Discovering startups 3: Interview with Roberto Macina, founder of Qurami

Roberto Macina, founder of Qurami

Roberto Macina is the founder of the Qurami, an application that helps you not to waste time during the queue. We asked him some questions for an interview.

1) When and where were you born?
I was born in Rome on May 29th, 1984 and I’ve always lived there.

2) Where did you study?
I studied Computer Engineering at “Rome III” University.

3) How did you get the idea of Qurami?
The idea of Qurami first raised while I was studying. It actually happened during a queue at the University administrative office. Looking at my iPhone I just thought: “there must be an app to avoid the line with a smartphone, without losing my time here”. Well, there wasn’t. And I invented it.

4) How much money did you need for launching Qurami? Was it hard to be financed?
I immediately involved other people to help developing my idea from a technical and commercial point of view. Initially I just used my personal money to start the project.

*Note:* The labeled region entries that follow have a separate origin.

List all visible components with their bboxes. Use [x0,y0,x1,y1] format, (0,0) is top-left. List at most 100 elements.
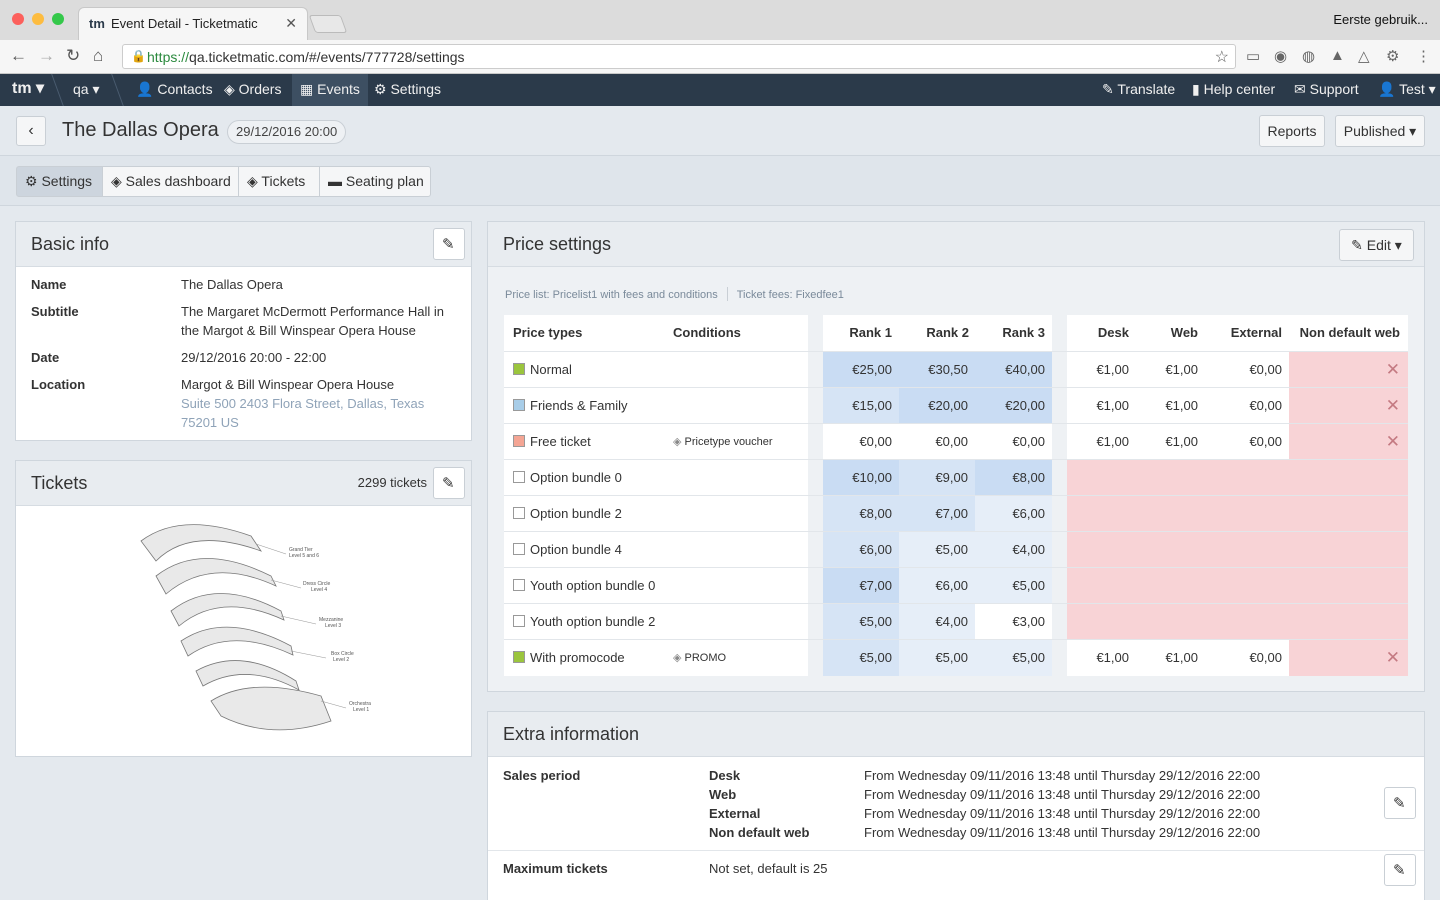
price-type-name: Option bundle 4 [513,532,622,568]
environment-menu[interactable]: qa ▾ [73,81,100,97]
cast-icon[interactable]: ▭ [1246,48,1261,65]
rank-2-price: €4,00 [899,604,975,640]
price-type-condition: ◈ Pricetype voucher [673,436,773,448]
pencil-icon: ✎ [1102,81,1114,97]
brand-menu[interactable]: tm ▾ [12,80,45,97]
non-default-web-disabled: ✕ [1289,388,1408,424]
nav-help-center[interactable]: ▮ Help center [1192,81,1276,97]
nav-contacts[interactable]: 👤 Contacts [136,81,213,97]
back-arrow-icon[interactable]: ← [10,46,27,65]
tab-seating-plan[interactable]: ▬ Seating plan [319,166,431,197]
nav-events[interactable]: ▦ Events [292,74,368,106]
sales-period-channels: Desk Web External Non default web [709,768,810,840]
web-fee: €1,00 [1165,362,1198,377]
user-icon: 👤 [1378,81,1396,97]
price-type-color-swatch [513,435,525,447]
tab-close-icon[interactable]: ✕ [285,15,297,31]
nav-orders[interactable]: ◈ Orders [224,81,282,97]
edit-price-settings-dropdown[interactable]: ✎ Edit ▾ [1339,229,1414,261]
pencil-icon: ✎ [1351,237,1363,253]
rank-1-price: €5,00 [823,640,899,676]
browser-profile[interactable]: Eerste gebruik... [1333,12,1428,27]
published-status-dropdown[interactable]: Published ▾ [1335,115,1425,147]
tab-settings[interactable]: ⚙ Settings [16,166,103,197]
level-label: Level 1 [353,707,369,713]
basic-info-title: Basic info [31,234,110,254]
bookmark-star-icon[interactable]: ☆ [1214,49,1229,66]
edit-tickets-button[interactable]: ✎ [433,467,465,499]
rank-1-price: €0,00 [859,434,892,449]
price-type-color-swatch [513,471,525,483]
gear-icon: ⚙ [25,173,38,189]
price-type-condition: ◈ PROMO [673,652,727,664]
desk-fee: €1,00 [1096,650,1129,665]
nav-translate[interactable]: ✎ Translate [1102,81,1176,97]
gear-extension-icon[interactable]: ⚙ [1386,48,1400,65]
home-icon[interactable]: ⌂ [93,46,104,65]
tab-tickets[interactable]: ◈ Tickets [238,166,320,197]
back-button[interactable]: ‹ [16,116,46,146]
desk-fee: €1,00 [1096,434,1129,449]
tab-title: Event Detail - Ticketmatic [111,16,258,31]
name-value: The Dallas Opera [181,277,283,292]
url-text: https://qa.ticketmatic.com/#/events/7777… [147,49,465,65]
maximum-tickets-value: Not set, default is 25 [709,861,828,876]
book-icon: ▮ [1192,81,1200,97]
pencil-icon: ✎ [1393,795,1406,812]
minimize-window-button[interactable] [32,13,44,25]
calendar-icon: ▦ [300,81,314,97]
edit-sales-period-button[interactable]: ✎ [1384,787,1416,819]
cross-icon: ✕ [1385,360,1400,379]
url-input[interactable]: 🔒 https://qa.ticketmatic.com/#/events/77… [122,44,1236,69]
price-list-info: Price list: Pricelist1 with fees and con… [505,287,844,301]
tab-sales-dashboard[interactable]: ◈ Sales dashboard [102,166,239,197]
subtitle-value: The Margaret McDermott Performance Hall … [181,304,444,338]
rank-2-price: €9,00 [899,460,975,496]
nav-settings[interactable]: ⚙ Settings [374,81,442,97]
page-title: The Dallas Opera [62,119,219,141]
reload-icon[interactable]: ↻ [66,46,81,65]
header-rank-2: Rank 2 [926,325,969,340]
rank-3-price: €3,00 [1012,614,1045,629]
edit-maximum-tickets-button[interactable]: ✎ [1384,854,1416,886]
browser-tab[interactable]: tm Event Detail - Ticketmatic ✕ [78,7,308,40]
chevron-left-icon: ‹ [28,122,34,139]
nav-user-menu[interactable]: 👤 Test ▾ [1378,81,1436,97]
sales-period-values: From Wednesday 09/11/2016 13:48 until Th… [864,768,1261,840]
price-type-name: Option bundle 0 [513,460,622,496]
password-extension-icon[interactable]: ◉ [1274,48,1288,65]
web-fee: €1,00 [1165,434,1198,449]
reports-button[interactable]: Reports [1259,115,1325,147]
price-type-color-swatch [513,579,525,591]
rank-1-price: €7,00 [823,568,899,604]
new-tab-button[interactable] [308,15,348,33]
drive-extension-icon[interactable]: △ [1358,48,1370,65]
close-window-button[interactable] [12,13,24,25]
rank-2-price: €0,00 [935,434,968,449]
web-fee: €1,00 [1165,398,1198,413]
rank-2-price: €5,00 [899,640,975,676]
extension-icon[interactable]: ◍ [1302,48,1316,65]
price-type-name: Normal [513,352,572,388]
price-type-color-swatch [513,399,525,411]
cross-icon: ✕ [1385,432,1400,451]
maximize-window-button[interactable] [52,13,64,25]
date-value: 29/12/2016 20:00 - 22:00 [181,350,327,365]
angular-extension-icon[interactable]: ▲ [1330,47,1345,64]
header-conditions: Conditions [673,325,741,340]
address-bar-row: ← → ↻ ⌂ 🔒 https://qa.ticketmatic.com/#/e… [0,40,1440,74]
nav-support[interactable]: ✉ Support [1294,81,1359,97]
edit-basic-info-button[interactable]: ✎ [433,228,465,260]
browser-menu-icon[interactable]: ⋮ [1416,48,1431,65]
rank-2-price: €6,00 [899,568,975,604]
name-label: Name [31,277,67,292]
price-type-color-swatch [513,363,525,375]
rank-2-price: €30,50 [899,352,975,388]
envelope-icon: ✉ [1294,81,1306,97]
non-default-web-disabled: ✕ [1289,424,1408,460]
forward-arrow-icon[interactable]: → [38,46,55,65]
header-desk: Desk [1097,325,1129,340]
level-label: Level 3 [325,623,341,629]
ticket-fees-label: Ticket fees: Fixedfee1 [736,289,844,301]
level-label: Box Circle [331,651,354,657]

Then we joined the Incubator Luiss-Enlabs and, thanks to the growing network of contacts and the first happy clients, we received some financing. To convince the investors we tried to go beyond our good idea: we created a great team of experts in multiple fields, developed a credible business plan and improved the technical quality of the app.

5) How many people work for Qurami and what kind of contract do they have?
Currently there are 14 people  working for the Qurami project. Contracts range from fixed-term to open-end contracts, plus some consulting services.

6) The headquarter of Qurami is near the mani station of Rome (Termini), why did you choose that place? Wasn't it better to be outside the centre?
Our offices are located in the Luiss-Enlabs incubator, inside Termini railway station in Rome. The location is great, there are a lot of other innovative companies and a continuous series of events on entrepreneurship and technology. We really feel to work in the hearth of a vibrant business environment.

7) What is the business model of Qurami? What's the percentage you get from Apple and other companies?
Our business model is very simple. Qurami is free to download for the users while clients pay an annual fee to use the app. The cost varies with the number of premises.

8) If an italian wanted to create a start up about an application, would you suggest him/her to stay in Italy or to move to Silicon Valley (assuming he/she has the chance to move)?
We have created our company in Italy and from here we are expanding to several markets. It’s possible to do good business in our country, but it’s vital to always have an open approach and think globally.